Of particular significance is the Committee’s finding that the message that is communicated to audiences/viewers, is that joining the Christ Embassy or its Healing School, or associating with it or attending its “faith healing sessions”, will lead to its Pastor(s) transferring God’s healing powers to anyone who suffers from the list of diseases that are read out or announced in the programme. According to the Committee, “this is not a general message to the community to promote faith and Christian faith in particular. It exhorts direct association with the Christ Embassy. This falls squarely within the definition of advertisement.” Other relevant findings in this regard are that Christ Embassy’s programme:
• “appeals for” and/or “promotes” joining the Christ Embassy in order to realise the healing of one’s diseases and touts its Healing School as a place to receive miracles from God;
• promotes faith as dispensed by the Christ Embassy as a proven means to cure illness and disease; and
• claims that many people have been cured of diseases when healing hands were laid on them by its Pastors.
Most televangelical programmes typically include most, if not all, of the activities mentioned by the ASA Committee above. In its essence, televangelism contains advertising-like messages in which viewers are exhorted not merely to repent in order to find their way into heaven, but rather are invited to particular sects wherein their earthly problems will be solved. An important aspect of this is the “healing ministry”, which invariably involves the touting of miracle cures of various illnesses, especially those that conventional modern medicine has no cure for. These messages are then backed up by footage (sometimes archival, sometimes live) of miracles being performed, as well as testimonies by congregants about how they have been healed by the Lord through the intercessory prayers of various plenipotentiaries of the organisation.
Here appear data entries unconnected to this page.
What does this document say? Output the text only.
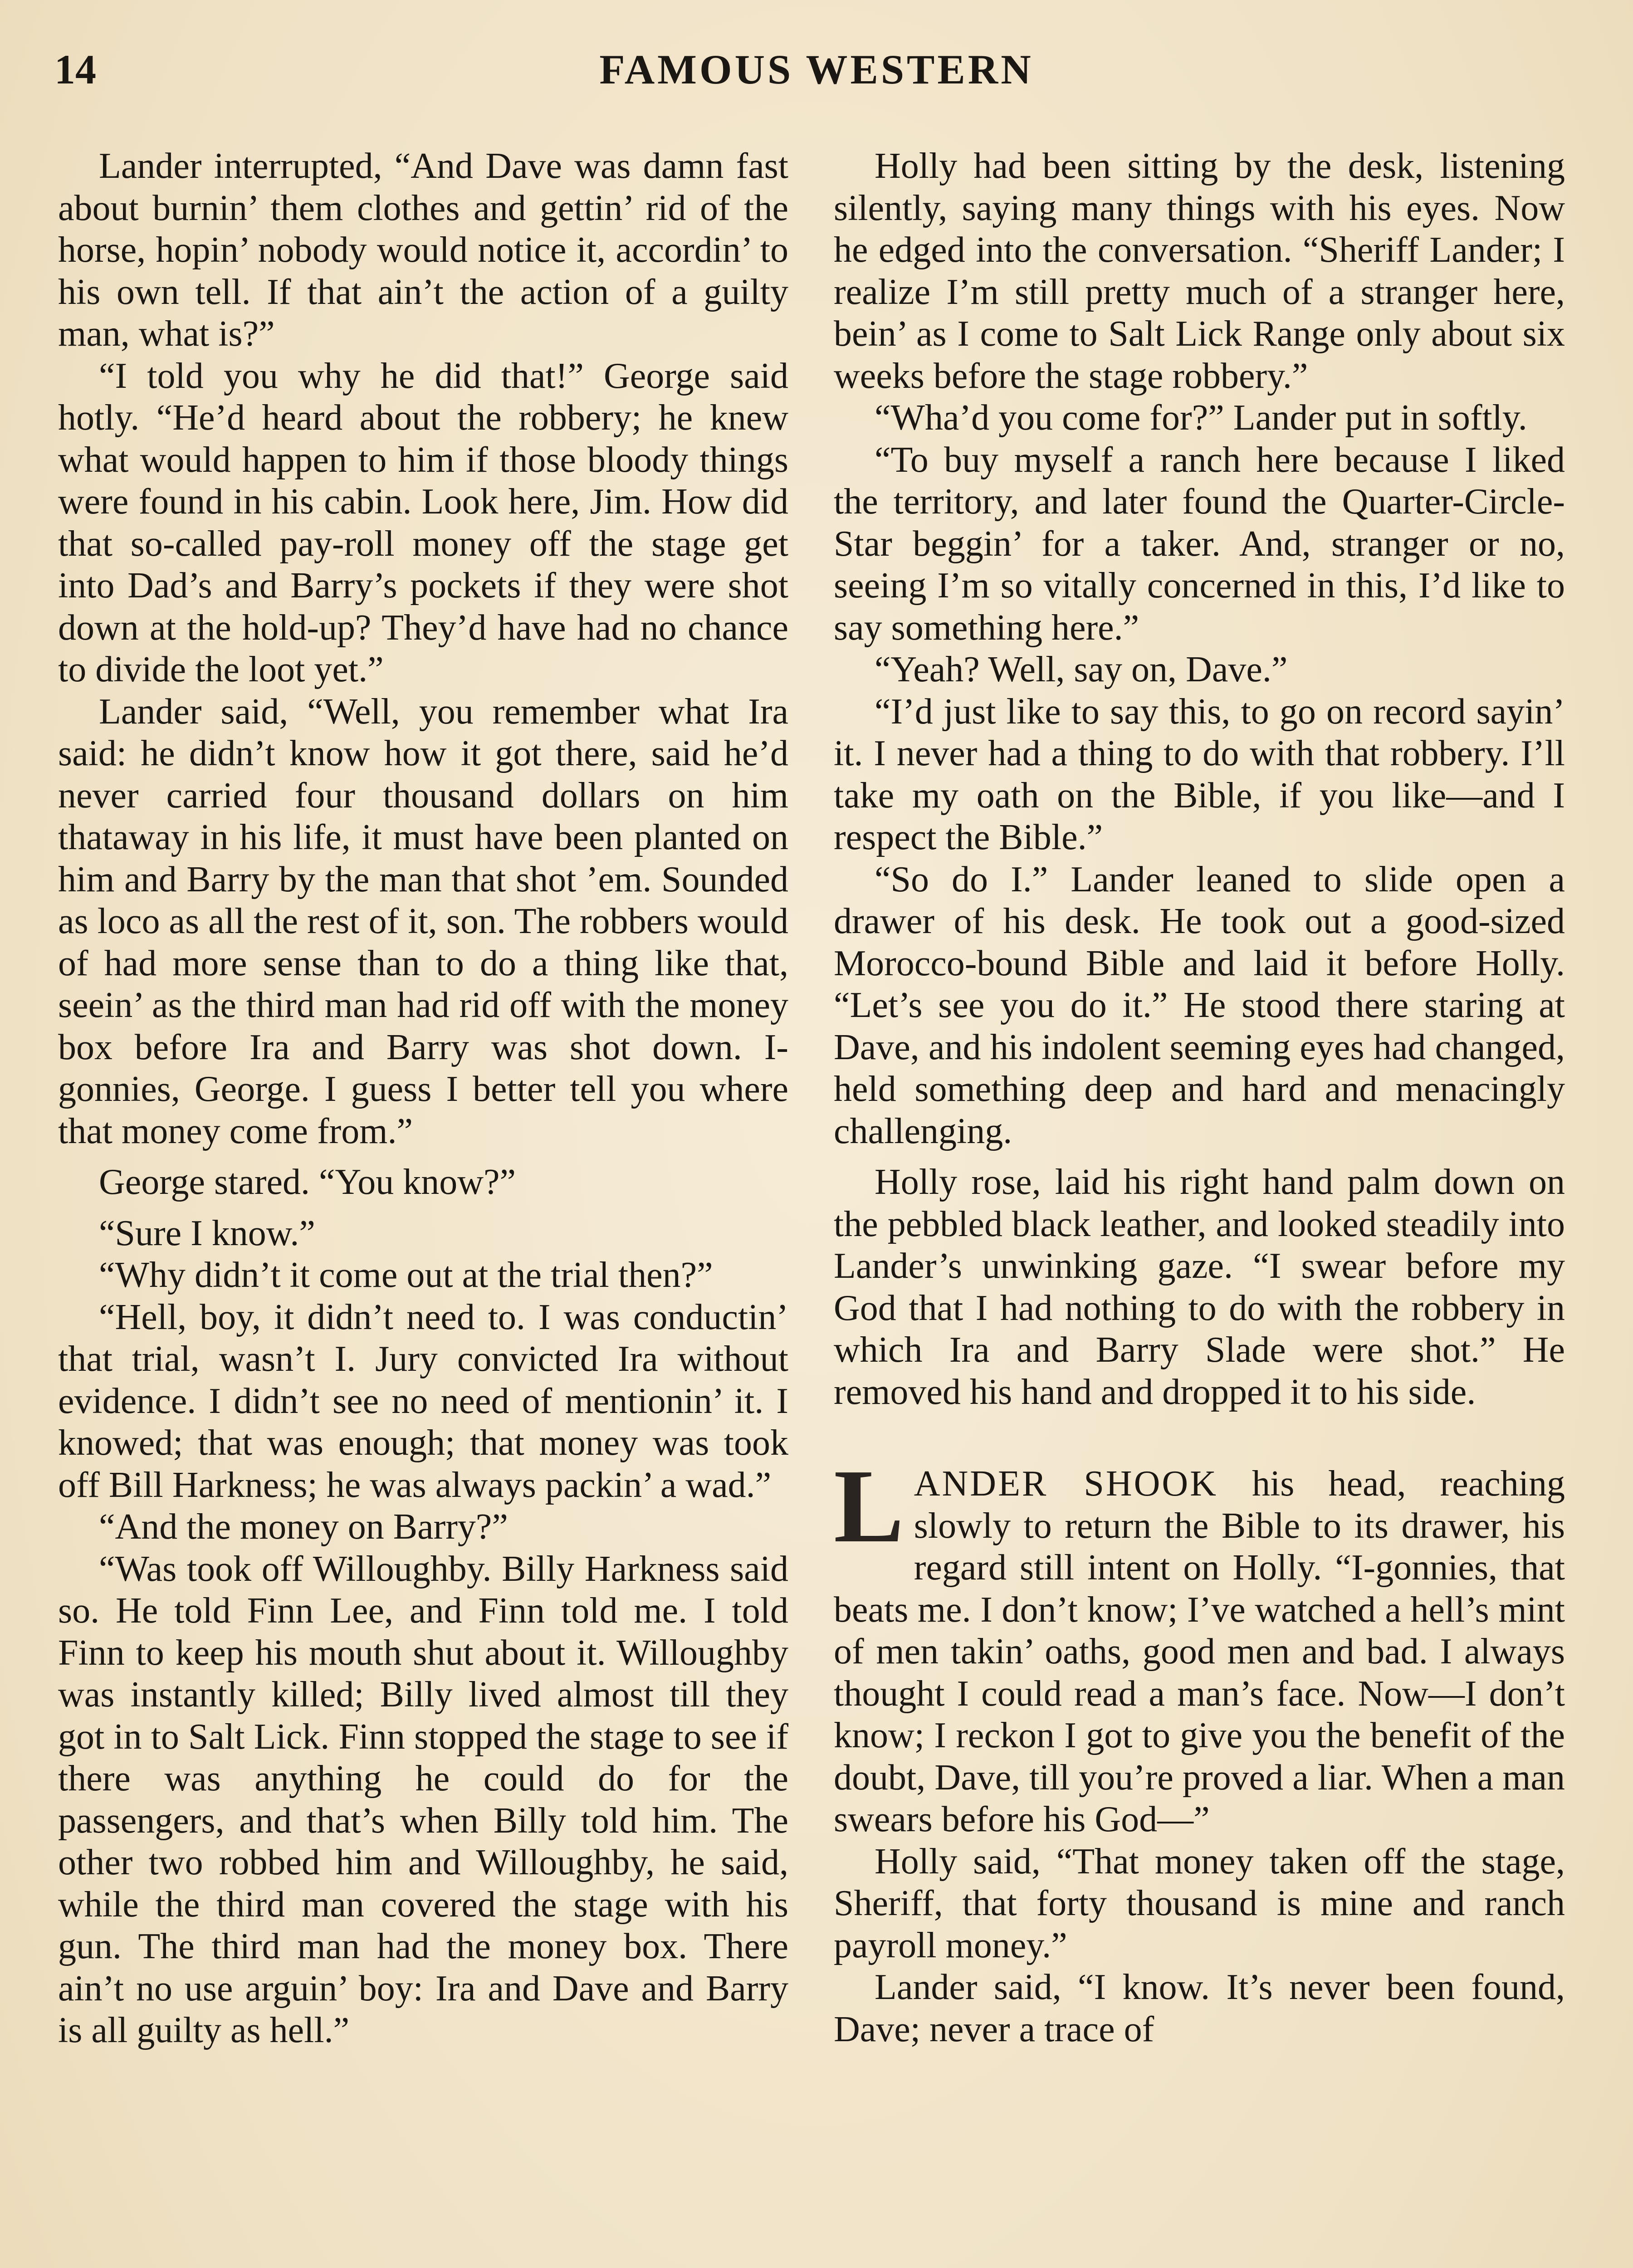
14	FAMOUS WESTERN

Lander interrupted, “And Dave was damn fast about burnin’ them clothes and gettin’ rid of the horse, hopin’ nobody would notice it, accordin’ to his own tell. If that ain’t the action of a guilty man, what is?”

“I told you why he did that!” George said hotly. “He’d heard about the robbery; he knew what would happen to him if those bloody things were found in his cabin. Look here, Jim. How did that so-called pay-roll money off the stage get into Dad’s and Barry’s pockets if they were shot down at the hold-up? They’d have had no chance to divide the loot yet.”

Lander said, “Well, you remember what Ira said: he didn’t know how it got there, said he’d never carried four thousand dollars on him thataway in his life, it must have been planted on him and Barry by the man that shot ’em. Sounded as loco as all the rest of it, son. The robbers would of had more sense than to do a thing like that, seein’ as the third man had rid off with the money box before Ira and Barry was shot down. I-gonnies, George. I guess I better tell you where that money come from.”

George stared. “You know?”

“Sure I know.”

“Why didn’t it come out at the trial then?”

“Hell, boy, it didn’t need to. I was conductin’ that trial, wasn’t I. Jury convicted Ira without evidence. I didn’t see no need of mentionin’ it. I knowed; that was enough; that money was took off Bill Harkness; he was always packin’ a wad.”

“And the money on Barry?”

“Was took off Willoughby. Billy Harkness said so. He told Finn Lee, and Finn told me. I told Finn to keep his mouth shut about it. Willoughby was instantly killed; Billy lived almost till they got in to Salt Lick. Finn stopped the stage to see if there was anything he could do for the passengers, and that’s when Billy told him. The other two robbed him and Willoughby, he said, while the third man covered the stage with his gun. The third man had the money box. There ain’t no use arguin’ boy: Ira and Dave and Barry is all guilty as hell.”

Holly had been sitting by the desk, listening silently, saying many things with his eyes. Now he edged into the conversation. “Sheriff Lander; I realize I’m still pretty much of a stranger here, bein’ as I come to Salt Lick Range only about six weeks before the stage robbery.”

“Wha’d you come for?” Lander put in softly.

“To buy myself a ranch here because I liked the territory, and later found the Quarter-Circle-Star beggin’ for a taker. And, stranger or no, seeing I’m so vitally concerned in this, I’d like to say something here.”

“Yeah? Well, say on, Dave.”

“I’d just like to say this, to go on record sayin’ it. I never had a thing to do with that robbery. I’ll take my oath on the Bible, if you like—and I respect the Bible.”

“So do I.” Lander leaned to slide open a drawer of his desk. He took out a good-sized Morocco-bound Bible and laid it before Holly. “Let’s see you do it.” He stood there staring at Dave, and his indolent seeming eyes had changed, held something deep and hard and menacingly challenging.

Holly rose, laid his right hand palm down on the pebbled black leather, and looked steadily into Lander’s unwinking gaze. “I swear before my God that I had nothing to do with the robbery in which Ira and Barry Slade were shot.” He removed his hand and dropped it to his side.

LANDER SHOOK his head, reaching slowly to return the Bible to its drawer, his regard still intent on Holly. “I-gonnies, that beats me. I don’t know; I’ve watched a hell’s mint of men takin’ oaths, good men and bad. I always thought I could read a man’s face. Now—I don’t know; I reckon I got to give you the benefit of the doubt, Dave, till you’re proved a liar. When a man swears before his God—”

Holly said, “That money taken off the stage, Sheriff, that forty thousand is mine and ranch payroll money.”

Lander said, “I know. It’s never been found, Dave; never a trace of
Now that these activities have now been put under intense scrutiny by the ASA Committee, broadcasters will have to ensure that religious programmes that feature all such advertisement like testimonies and miracle scenes comply with all the provisions of the Advertising Code. In addition, the finding that Christ Embassy is offering a service or product to the viewer/audience may also have far-reaching consequences on televangelism and the way in which the protagonists present their claims of healing.
If Christ Embassy is indeed appealing this decision (and I do not think it has any option but to do so), it may well base that appeal on the unconstitutionality of proscribing the religious freedom of Christians in the way in which they carry out a fundamental duty of their religion. However, this argument will have to be weighed against the real problem that the TAC is complaining of, that is, ordinary people who are afflicted by HIV/AIDS and other chronic illnesses being swayed from proven conventional treatments to “faith-based quackery” (in the words of the TAC), whose effectiveness is at best dubious and at worst deliberately faked.
It should make for a very interesting constitutional debate.